While this study was purely dosimetric and did not include clinical toxicity endpoints, future prospective studies incorporating CTCAE-graded gastrointestinal toxicity data will be essential to confirm the clinical relevance of these anatomical points, particularly SP2, in predicting and preventing radiation-induced sigmoid complications.

In conclusion, sigmoid point validation for dosimetric evaluation is a critical component of multifractionated brachytherapy in carcinoma cervix. The accurate reporting of accumulated sigmoid dose allows for effective treatment planning, reducing the risks of radiation-induced bowel toxicity while optimizing tumor control.

There is a need for further refinement in imaging and dosimetric validation methods, particularly in the context of managing organ motion and anatomical changes. Ongoing development of more advanced treatment planning systems that integrate real-time imaging will help enhance sigmoid point dosimetry and improve patient outcomes in cervical cancer brachytherapy. While the pilot work shows promising results, further validation and refinement are needed.

Acknowledgments

Statement of Transparency and Principals

• Author declares no conflict of interest

• Study was approved by Research Ethic Committee of author affiliated Institute.

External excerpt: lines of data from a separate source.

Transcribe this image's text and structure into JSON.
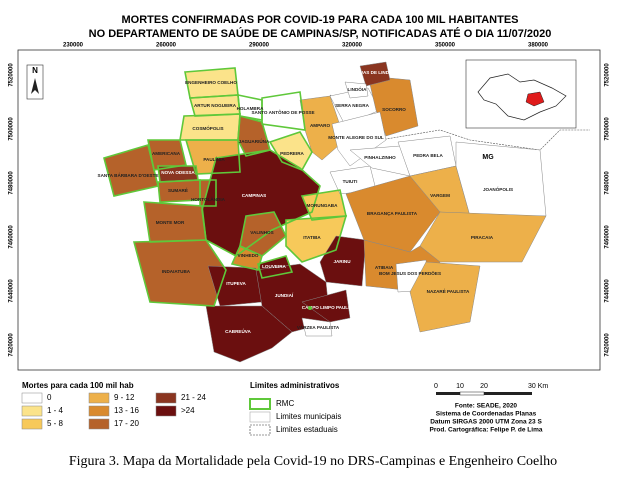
{
  "title": [
    "MORTES CONFIRMADAS POR COVID-19 PARA CADA 100 MIL HABITANTES",
    "NO DEPARTAMENTO DE SAÚDE DE CAMPINAS/SP, NOTIFICADAS ATÉ O DIA 11/07/2020"
  ],
  "x_coords": [
    230000,
    260000,
    290000,
    320000,
    350000,
    380000
  ],
  "y_coords": [
    7520000,
    7500000,
    7480000,
    7460000,
    7440000,
    7420000
  ],
  "north": "N",
  "state_label": "MG",
  "municipalities": [
    {
      "name": "ENGENHEIRO COELHO",
      "color": "#fbe38a"
    },
    {
      "name": "ARTUR NOGUEIRA",
      "color": "#fbe38a"
    },
    {
      "name": "HOLAMBRA",
      "color": "#ffffff"
    },
    {
      "name": "SANTO ANTÔNIO DE POSSE",
      "color": "#ffffff"
    },
    {
      "name": "COSMÓPOLIS",
      "color": "#fbe38a"
    },
    {
      "name": "JAGUARIÚNA",
      "color": "#b5622a"
    },
    {
      "name": "PEDREIRA",
      "color": "#fbe38a"
    },
    {
      "name": "AMPARO",
      "color": "#edb04a"
    },
    {
      "name": "SERRA NEGRA",
      "color": "#ffffff"
    },
    {
      "name": "SOCORRO",
      "color": "#d98a2e"
    },
    {
      "name": "ÁGUAS DE LINDÓIA",
      "color": "#8a3520"
    },
    {
      "name": "LINDÓIA",
      "color": "#ffffff"
    },
    {
      "name": "MONTE ALEGRE DO SUL",
      "color": "#ffffff"
    },
    {
      "name": "AMERICANA",
      "color": "#b5622a"
    },
    {
      "name": "PAULÍNIA",
      "color": "#edb04a"
    },
    {
      "name": "SANTA BÁRBARA D'OESTE",
      "color": "#b5622a"
    },
    {
      "name": "NOVA ODESSA",
      "color": "#8a3520"
    },
    {
      "name": "SUMARÉ",
      "color": "#b5622a"
    },
    {
      "name": "HORTOLÂNDIA",
      "color": "#b5622a"
    },
    {
      "name": "CAMPINAS",
      "color": "#6b0f0f"
    },
    {
      "name": "MONTE MOR",
      "color": "#b5622a"
    },
    {
      "name": "VALINHOS",
      "color": "#b5622a"
    },
    {
      "name": "VINHEDO",
      "color": "#d98a2e"
    },
    {
      "name": "MORUNGABA",
      "color": "#f7c95a"
    },
    {
      "name": "ITATIBA",
      "color": "#f7c95a"
    },
    {
      "name": "LOUVEIRA",
      "color": "#6b0f0f"
    },
    {
      "name": "JARINU",
      "color": "#6b0f0f"
    },
    {
      "name": "TUIUTI",
      "color": "#ffffff"
    },
    {
      "name": "PINHALZINHO",
      "color": "#ffffff"
    },
    {
      "name": "PEDRA BELA",
      "color": "#ffffff"
    },
    {
      "name": "BRAGANÇA PAULISTA",
      "color": "#d98a2e"
    },
    {
      "name": "VARGEM",
      "color": "#edb04a"
    },
    {
      "name": "JOANÓPOLIS",
      "color": "#ffffff"
    },
    {
      "name": "PIRACAIA",
      "color": "#edb04a"
    },
    {
      "name": "ATIBAIA",
      "color": "#d98a2e"
    },
    {
      "name": "BOM JESUS DOS PERDÕES",
      "color": "#ffffff"
    },
    {
      "name": "NAZARÉ PAULISTA",
      "color": "#edb04a"
    },
    {
      "name": "INDAIATUBA",
      "color": "#b5622a"
    },
    {
      "name": "ITUPEVA",
      "color": "#6b0f0f"
    },
    {
      "name": "JUNDIAÍ",
      "color": "#6b0f0f"
    },
    {
      "name": "CAMPO LIMPO PAULISTA",
      "color": "#6b0f0f"
    },
    {
      "name": "VÁRZEA PAULISTA",
      "color": "#ffffff"
    },
    {
      "name": "CABREÚVA",
      "color": "#6b0f0f"
    }
  ],
  "legend": {
    "title": "Mortes para cada 100 mil hab",
    "classes": [
      {
        "label": "0",
        "color": "#ffffff"
      },
      {
        "label": "1 - 4",
        "color": "#fbe38a"
      },
      {
        "label": "5 - 8",
        "color": "#f7c95a"
      },
      {
        "label": "9 - 12",
        "color": "#edb04a"
      },
      {
        "label": "13 - 16",
        "color": "#d98a2e"
      },
      {
        "label": "17 - 20",
        "color": "#b5622a"
      },
      {
        "label": "21 - 24",
        "color": "#8a3520"
      },
      {
        "label": ">24",
        "color": "#6b0f0f"
      }
    ]
  },
  "limits": {
    "title": "Limites administrativos",
    "items": [
      "RMC",
      "Limites municipais",
      "Limites estaduais"
    ]
  },
  "scale": [
    "0",
    "10",
    "20",
    "30 Km"
  ],
  "source": [
    "Fonte: SEADE, 2020",
    "Sistema de Coordenadas Planas",
    "Datum SIRGAS 2000 UTM Zona 23 S",
    "Prod. Cartográfica: Felipe P. de Lima"
  ],
  "caption": "Figura 3.  Mapa da Mortalidade pela Covid-19 no DRS-Campinas e Engenheiro Coelho"
}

• Study’s data is available upon a reasonable request.

• All authors have contributed to implementation of this research.

Originality Declaration for Figures

All figures included in this manuscript are original and have been created by the authors specifically for the purposes of this study. No previously published or copyrighted images have been used. The authors confirm that all graphical elements, illustrations, and visual materials were generated from the data obtained in the course of this research or designed uniquely for this manuscript.

Declaration on generative AI and AI-assisted technologies in the writing process

No generative AI and AI-assisted technologies were used in the writing process.